Les mots « économie » et « social » sont souvent des termes qui sont mis en opposition. Pourtant, il existe plusieurs compagnies pour qui être rentable économiquement et rendre service à la collectivité vont de pair. Elles sont ce que l'on appelle des entreprises d'économie sociale.
Au pont de bois, ébénisterie en est un exemple concret. Mise sur pied en 1998, cette ébénisterie, comme toute autre ébénisterie, concentre ses activités sur la production, la restauration, la finition et la vente de meubles. Cependant, ce qui distingue cette entreprise c'est plutôt son volet social.
En effet, en plus de produire des meubles, cette entreprise a également comme mission de former des gens pour le retour sur le marché du travail comme nous l'explique Benoît Fontaine, directeur général. « Nous offrons une formation de 26 semaines d'aide-ébéniste à une quinzaine de participants qui nous sont recommandés par Emploi Québec. 95% d'entre eux bénéficient de l'aide sociale ou ont peu de revenus, nous recevons aussi des immigrants. Nos formateurs accompagnent l'aide-ébéniste dans son cheminement socioprofessionnel pour favoriser son intégration et son maintient en emploi. Ils apprennent à fabriquer les meubles, s'occupent de la production. La formation comprend également une remise à niveau en mathématique, un cours de lecture de plan. Nous avons aussi le support du centre Saint-Michel, alors qu'un orienteur vient rencontrer les stagiaires, ils ont aussi des ateliers de recherche d'emploi, de rédaction de CV, etc.
Comme pour toute entreprise, réaliser des profits est une source de motivation importante pour Au pont de bois ébénisterie, mais le côté humain l'est tout autant.
« C'est très motivant, de voir l'évolution des stagiaires. Au début de la formation souvent, c'est plus difficile, ils ne sont pas toujours ponctuels et assidus, mais par la suite ils acquièrent des connaissances, ils prennent confiance, développent du respect et souvent à la fin, ils ne veulent plus partir », mentionne M. Fontaine.

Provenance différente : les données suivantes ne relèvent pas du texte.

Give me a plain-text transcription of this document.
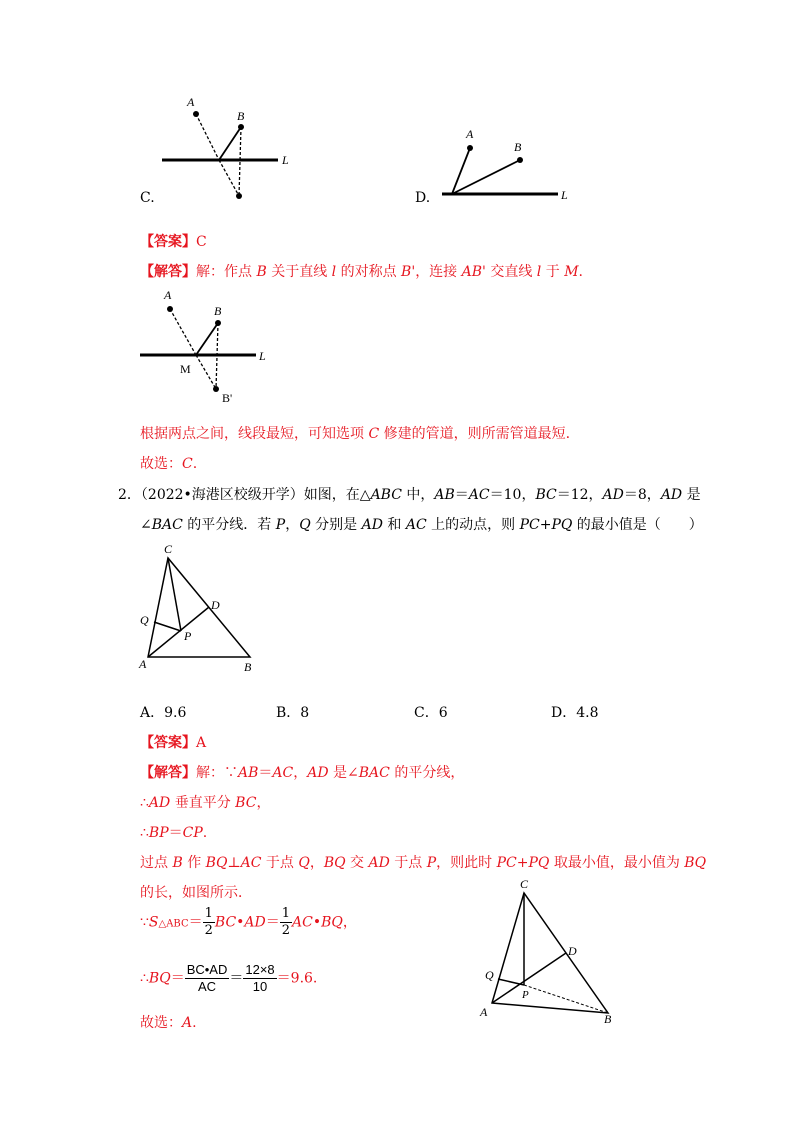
A
B
L
C.
A
B
L
D.
【答案】C
【解答】解：作点 B 关于直线 l 的对称点 B'，连接 AB' 交直线 l 于 M.
A
B
M
B'
L
根据两点之间，线段最短，可知选项 C 修建的管道，则所需管道最短.
故选：C.
2．（2022•海港区校级开学）如图，在△ABC 中，AB＝AC＝10，BC＝12，AD＝8，AD 是
∠BAC 的平分线．若 P，Q 分别是 AD 和 AC 上的动点，则 PC+PQ 的最小值是（　　）
C
D
Q
P
A	B
A．9.6	B．8	C．6	D．4.8
【答案】A
【解答】解：∵AB＝AC，AD 是∠BAC 的平分线，
∴AD 垂直平分 BC，
∴BP＝CP.
过点 B 作 BQ⊥AC 于点 Q，BQ 交 AD 于点 P，则此时 PC+PQ 取最小值，最小值为 BQ
的长，如图所示．
∵S△ABC＝ $\frac{1}{2}$ BC•AD＝ $\frac{1}{2}$ AC•BQ，
∴BQ＝ $\frac{BC•AD}{AC} = \frac{12\times 8}{10} =9.6$.
故选：A.
C
D
Q
P
A	B
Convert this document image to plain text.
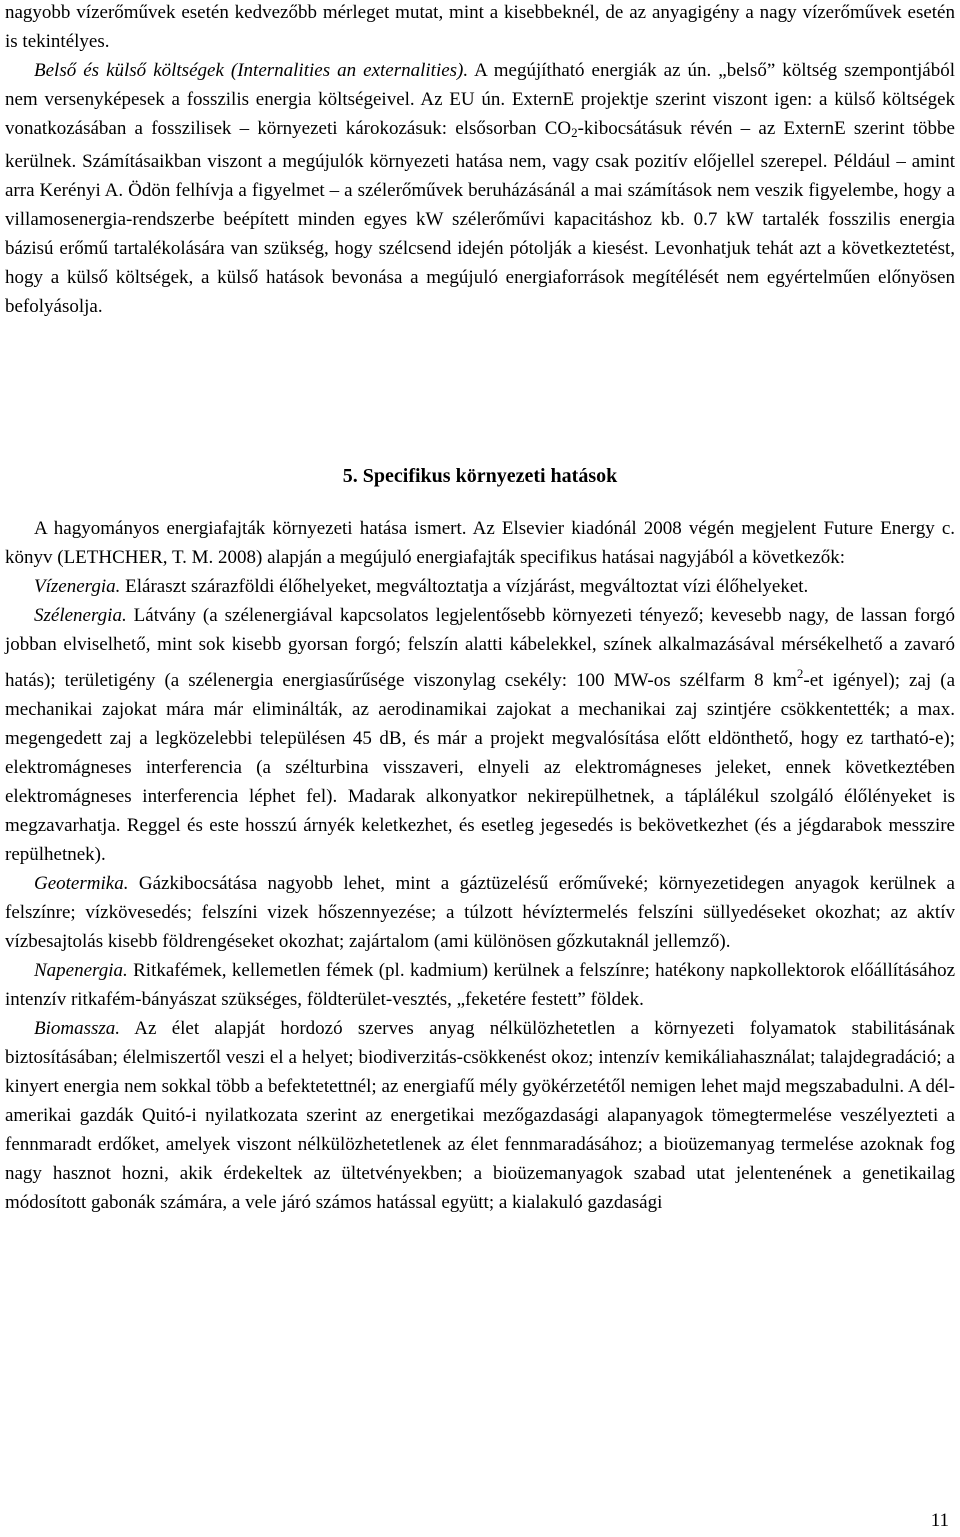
nagyobb vízerőművek esetén kedvezőbb mérleget mutat, mint a kisebbeknél, de az anyagigény a nagy vízerőművek esetén is tekintélyes.

Belső és külső költségek (Internalities an externalities). A megújítható energiák az ún. „belső” költség szempontjából nem versenyképesek a fosszilis energia költségeivel. Az EU ún. ExternE projektje szerint viszont igen: a külső költségek vonatkozásában a fosszilisek – környezeti károkozásuk: elsősorban $CO_2$-kibocsátásuk révén – az ExternE szerint többe kerülnek. Számításaikban viszont a megújulók környezeti hatása nem, vagy csak pozitív előjellel szerepel. Például – amint arra Kerényi A. Ödön felhívja a figyelmet – a szélerőművek beruházásánál a mai számítások nem veszik figyelembe, hogy a villamosenergia-rendszerbe beépített minden egyes kW szélerőművi kapacitáshoz kb. 0.7 kW tartalék fosszilis energia bázisú erőmű tartalékolására van szükség, hogy szélcsend idején pótolják a kiesést. Levonhatjuk tehát azt a következtetést, hogy a külső költségek, a külső hatások bevonása a megújuló energiaforrások megítélését nem egyértelműen előnyösen befolyásolja.

5. Specifikus környezeti hatások

A hagyományos energiafajták környezeti hatása ismert. Az Elsevier kiadónál 2008 végén megjelent Future Energy c. könyv (LETHCHER, T. M. 2008) alapján a megújuló energiafajták specifikus hatásai nagyjából a következők:

Vízenergia. Eláraszt szárazföldi élőhelyeket, megváltoztatja a vízjárást, megváltoztat vízi élőhelyeket.

Szélenergia. Látvány (a szélenergiával kapcsolatos legjelentősebb környezeti tényező; kevesebb nagy, de lassan forgó jobban elviselhető, mint sok kisebb gyorsan forgó; felszín alatti kábelekkel, színek alkalmazásával mérsékelhető a zavaró hatás); területigény (a szélenergia energiasűrűsége viszonylag csekély: 100 MW-os szélfarm 8 $km^2-et$ igényel); zaj (a mechanikai zajokat mára már eliminálták, az aerodinamikai zajokat a mechanikai zaj szintjére csökkentették; a max. megengedett zaj a legközelebbi településen 45 dB, és már a projekt megvalósítása előtt eldönthető, hogy ez tartható-e); elektromágneses interferencia (a szélturbina visszaveri, elnyeli az elektromágneses jeleket, ennek következtében elektromágneses interferencia léphet fel). Madarak alkonyatkor nekirepülhetnek, a táplálékul szolgáló élőlényeket is megzavarhatja. Reggel és este hosszú árnyék keletkezhet, és esetleg jegesedés is bekövetkezhet (és a jégdarabok messzire repülhetnek).

Geotermika. Gázkibocsátása nagyobb lehet, mint a gáztüzelésű erőműveké; környezetidegen anyagok kerülnek a felszínre; vízkövesedés; felszíni vizek hőszennyezése; a túlzott hévíztermelés felszíni süllyedéseket okozhat; az aktív vízbesajtolás kisebb földrengéseket okozhat; zajártalom (ami különösen gőzkutaknál jellemző).

Napenergia. Ritkafémek, kellemetlen fémek (pl. kadmium) kerülnek a felszínre; hatékony napkollektorok előállításához intenzív ritkafém-bányászat szükséges, földterület-vesztés, „feketére festett” földek.

Biomassza. Az élet alapját hordozó szerves anyag nélkülözhetetlen a környezeti folyamatok stabilitásának biztosításában; élelmiszertől veszi el a helyet; biodiverzitás-csökkenést okoz; intenzív kemikáliahasználat; talajdegradáció; a kinyert energia nem sokkal több a befektetettnél; az energiafű mély gyökérzetétől nemigen lehet majd megszabadulni. A dél-amerikai gazdák Quitó-i nyilatkozata szerint az energetikai mezőgazdasági alapanyagok tömegtermelése veszélyezteti a fennmaradt erdőket, amelyek viszont nélkülözhetetlenek az élet fennmaradásához; a bioüzemanyag termelése azoknak fog nagy hasznot hozni, akik érdekeltek az ültetvényekben; a bioüzemanyagok szabad utat jelentenének a genetikailag módosított gabonák számára, a vele járó számos hatással együtt; a kialakuló gazdasági

11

L'économie sociale, un phénomène d'importance en Estrie
Selon un recensement réalisé dernièrement, on retrouve un peu plus de 300 entreprises collectives (coopératives, mutuelles et organismes à but lucratif ayant des activités marchandes) dans la région. Ces entreprises œuvrent à tous les niveaux de l'activité économique, autant dans l'agriculture et la foresterie que dans l'industrie de la transformation ou dans les services. Elles se répartissent dans une quinzaine de secteurs d'activité, dont les principaux sont les services aux familles et aux aînés, l'habitation, les services financiers, le commerce de détail, les loisirs et le tourisme, les arts et la culture de même que l'agriculture et l'agroalimentaire. Elles génèrent plus d'un demi-milliard de dollars en revenus annuels et maintiennent plus de 5 000 emplois. Cela représente environ 3,5 % des emplois en région. La moitié des entreprises d'économie sociale de la région existent depuis plus de 20 ans, ce qui démontre bien leur longue durée de vie et la stabilité de ce type d'entreprise.
Cette forme de commerce a pris de l'importance au cours des dernières années comme nous l'explique Cynthia Collette, coordonnatrice au Réseau des entreprises d'économie sociale de l'Estrie. « La formule d'entreprise d'économie sociale est de mieux en mieux connue et les modèles existants sont souvent répétés dans différents milieux pour qui cette forme d'économie répond mieux à leurs besoins, notamment lorsqu'il s'agit de projets collectifs. Par exemple, les habitants de plusieurs petits villages qui ont perdu leur épicerie ou encore leur station-service on décidé de se regrouper pour former une coopérative pour réimplanter ces services dans la municipalité. Dans ce cas-ci, l'objectif principal est de servir les membres de la collectivité, plutôt que de simplement engendrer des profits. Bien entendu, l'entreprise doit tout de même être rentable pour pouvoir se développer à long terme. Un autre exemple d'entreprise d'économie sociale est les marchés publics. Au début des années 2000, il n'y en avait que très peu et en 2011, on en comptait 13 en Estrie. L'économie sociale n'est pas un phénomène marginal, il s'agit d'une forme d'entrepreneuriat viable, qui maximise les retombées locales et que nous avons tout avantage à mieux connaître pour relever les défis du développement de notre région ».